How is your personal data secured?

ONVZ implements measures across the organization to secure personal data. These measures concern the organization, personnel, processes, technology, and the physical security of, for example, our premises in Houten. All such measures are set out in ONVZ’s security policy. This policy has been audited by our IT auditors. In addition, De Nederlandsche Bank supervises implementation of the security policy.

Our measures are based on ISO standard 27002, an internationally recognized standard for information security.

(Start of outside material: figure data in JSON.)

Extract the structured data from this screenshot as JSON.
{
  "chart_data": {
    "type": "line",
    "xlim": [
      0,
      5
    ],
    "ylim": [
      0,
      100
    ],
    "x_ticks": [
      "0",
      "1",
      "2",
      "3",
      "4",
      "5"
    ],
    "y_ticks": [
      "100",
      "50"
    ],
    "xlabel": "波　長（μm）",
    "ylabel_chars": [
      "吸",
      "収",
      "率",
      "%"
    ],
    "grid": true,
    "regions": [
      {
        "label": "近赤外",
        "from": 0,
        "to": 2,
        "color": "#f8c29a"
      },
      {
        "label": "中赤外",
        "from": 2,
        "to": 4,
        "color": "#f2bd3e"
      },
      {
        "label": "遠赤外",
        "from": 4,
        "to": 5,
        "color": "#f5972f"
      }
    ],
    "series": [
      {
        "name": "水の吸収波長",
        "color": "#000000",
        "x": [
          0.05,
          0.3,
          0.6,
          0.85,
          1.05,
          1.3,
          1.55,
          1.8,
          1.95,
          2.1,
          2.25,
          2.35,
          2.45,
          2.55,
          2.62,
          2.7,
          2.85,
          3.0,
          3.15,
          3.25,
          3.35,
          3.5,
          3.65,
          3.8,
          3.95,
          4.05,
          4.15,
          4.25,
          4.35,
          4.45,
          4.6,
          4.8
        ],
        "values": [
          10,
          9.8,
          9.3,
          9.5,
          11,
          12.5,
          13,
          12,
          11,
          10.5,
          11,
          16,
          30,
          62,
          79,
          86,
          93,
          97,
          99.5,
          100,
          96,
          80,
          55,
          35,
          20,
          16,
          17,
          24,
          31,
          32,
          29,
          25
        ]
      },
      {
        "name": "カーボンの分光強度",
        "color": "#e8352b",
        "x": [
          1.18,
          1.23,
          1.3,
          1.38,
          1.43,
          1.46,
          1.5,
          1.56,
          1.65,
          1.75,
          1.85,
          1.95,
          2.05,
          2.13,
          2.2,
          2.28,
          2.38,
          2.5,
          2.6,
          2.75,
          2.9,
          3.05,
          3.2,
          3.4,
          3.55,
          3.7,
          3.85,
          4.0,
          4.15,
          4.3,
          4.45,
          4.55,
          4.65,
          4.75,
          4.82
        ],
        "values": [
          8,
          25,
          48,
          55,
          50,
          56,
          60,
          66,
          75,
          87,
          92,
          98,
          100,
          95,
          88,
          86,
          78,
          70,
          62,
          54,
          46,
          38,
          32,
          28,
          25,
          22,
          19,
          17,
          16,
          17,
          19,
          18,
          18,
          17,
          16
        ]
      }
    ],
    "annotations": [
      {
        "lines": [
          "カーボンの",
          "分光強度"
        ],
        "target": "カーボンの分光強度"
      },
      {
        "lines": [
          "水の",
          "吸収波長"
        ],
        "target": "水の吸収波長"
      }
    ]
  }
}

ONVZ also engages other organizations for activities involving the processing of your personal data—for example, the company that digitizes incoming mail so that we can record mail in our administrative systems. With all such organizations we have agreed that they will secure your personal data as adequately as necessary and demonstrate compliance with these agreements.

How to contact ONVZ? 

If you have questions about this Privacy Statement, you may contact ONVZ’s Data Protection Officer (Functionaris Gegevensbescherming). Send an email to fg@onvz.nl or a letter to ONVZ, Attn. Data Protection Office, Postbus 392, 3990 GD Houten

If you have privacy-related complaints, you can contact us via the contact form on our website. You may also lodge a complaint at any time with the Dutch Data Protection Authority (Autoriteit Persoonsgegevens) via (www.autoriteitpersoonsgegevens.nl, or by phone at 088 180 52 50).

This Privacy Statement is subject to change. This version is dated 20 August 2025.